I finally went to see Brave. My expectations were complex: I'd been salivating for Pixar's first female protagonist since the film was called The Bear and the Bow, but the criticism had been mixed. Some praised the movie for its heroine's nonconformity to traditional princess behavior; others critiqued the same thing as further denigration of conventional femininity. It's the same old same old that you get every time there's a Lone Female: she has to be all things to all people, and is doomed to failure from the start.
(Easy solution: have more than one female character.)
Initially I hoped to love the film. Then I realized that, with a hope this strong, disappointment was inevitable. Then I began to think that expecting disappointment might result in satisfaction after all. (This is why you shouldn't think too hard about these things.) I hoped that Pixar's first female protagonist would be awesome; I expected to be disappointed.
What I did not expect was that this would turn out not to be Pixar's first female protagonist at all.
On my reading, Merida is a boy. This film is about a trans boy and his relationship with his mother.
Every use of the word “princess” makes Merida cringe. Why? Because he is a prince. The threat of betrothal sends Merida into a flat panic. Why? Because marriage codifies the enforcement of compulsory cissexuality and heterosexuality.
Merida has no real role model of masculinity. Although his father jokes with him about the useless suitors, and provides him with the bow he longs for (which becomes, along with his gorgeous mess of unruly hair, a totem of his freedom and his true identity unencumbered by the pressures of coercive gender assignment), ultimately the king, like all the other male characters, is a figure of comical ineptitude. Queen Elinor is the primary figure shaping Merida's life, both because of her general competence and because Merida is the first-born (and the only AFAB) child.
Thus Merida's mother is the focus of all his fears and anger. After all, his father is surely just as responsible for the insistence on marriage, but the queen alone draws Merida's rage. She is both the person he wants to be (competent, in control, confident in her identity) and a person he would rather die than become (a woman).

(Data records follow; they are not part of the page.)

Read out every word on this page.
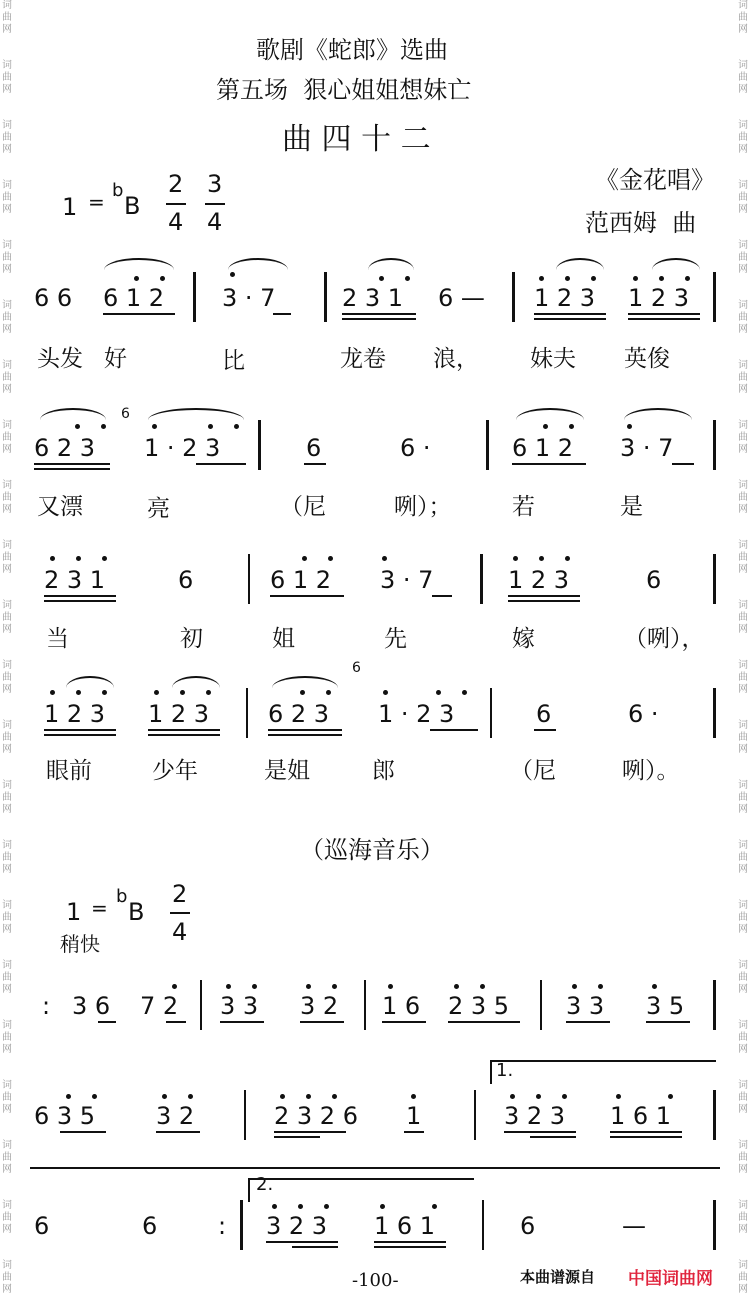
词
曲
网

词
曲
网

词
曲
网

词
曲
网

词
曲
网

词
曲
网

词
曲
网

词
曲
网

词
曲
网

词
曲
网

词
曲
网

词
曲
网

词
曲
网

词
曲
网

词
曲
网

词
曲
网

词
曲
网

词
曲
网

词
曲
网

词
曲
网

词
曲
网

词
曲
网

词
曲
网

词
曲
网

词
曲
网

词
曲
网

词
曲
网

词
曲
网

词
曲
网

词
曲
网

词
曲
网

词
曲
网

词
曲
网

词
曲
网

词
曲
网

词
曲
网

词
曲
网

词
曲
网

词
曲
网

词
曲
网

词
曲
网

词
曲
网

词
曲
网

词
曲
网

歌剧《蛇郎》选曲
第五场  狠心姐姐想妹亡
曲 四 十 二
《金花唱》
范西姆  曲
1 = b
B
2
4
3
4
6 6 6 1 2 3 · 7	2 3 1 6 — 1 2 3 1 2 3
头发 好	比	龙卷 浪， 妹夫 英俊
6 2 3
6
1 · 2 3	6	6 ·	6 1 2 3 · 7
又漂	亮	（尼	咧）；	若	是
2 3 1	6	6 1 2 3 · 7	1 2 3	6
当	初	姐	先	嫁	（咧），
1 2 3 1 2 3 6 2 3
6
1 · 2 3	6	6 ·
眼前	少年	是姐	郎	（尼	咧）。
（巡海音乐）
1 = b
B
2
4
稍快
: 3 6 7 2 3 3 3 2 1 6 2 3 5 3 3 3 5
6 3 5	3 2	2 3 2 6 1
1.
3 2 3 1 6 1
6	6	:
2.
3 2 3 1 6 1	6	—
-100-	本曲谱源自 中国词曲网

Merida externalizes his desire for the world to see him differently, and projects it onto his mother. Thanks to his actions, his mother and brothers are all physically changed, forced to undergo the trans* experience of being seen by the world as something different than what you truly are. It is this profoundly painful experience of dysphoria – and the fear of becoming something you know you are not, simply because of how you look to those around you – that finally causes Queen Elinor to understand her oldest child's perspective, and to grant him the freedom to break with tradition and be who he truly is.
There is a constant thematic drumbeat throughout this film of fate and how it can be changed. Fate be changed: look inside... It reminds me irresistibly of the feminist mantra: biology is not destiny. Merida does not have to be the princess he was assigned to be at birth; it will take a lot of courage to defy traditional, societal, and familial expectations, but he is brave enough to do it.
I need this reading. I need this reading because there are no mainstream pop-culture narratives of how to be a trans*masculine person without a femme sister, of how to be a trans*masculine person relating to the mother who loves you but wants you to be her daughter. (Of course, I'm not sure what this narrative has to offer in terms of practical advice. How do you de-allegorize turning your mother into a bear?)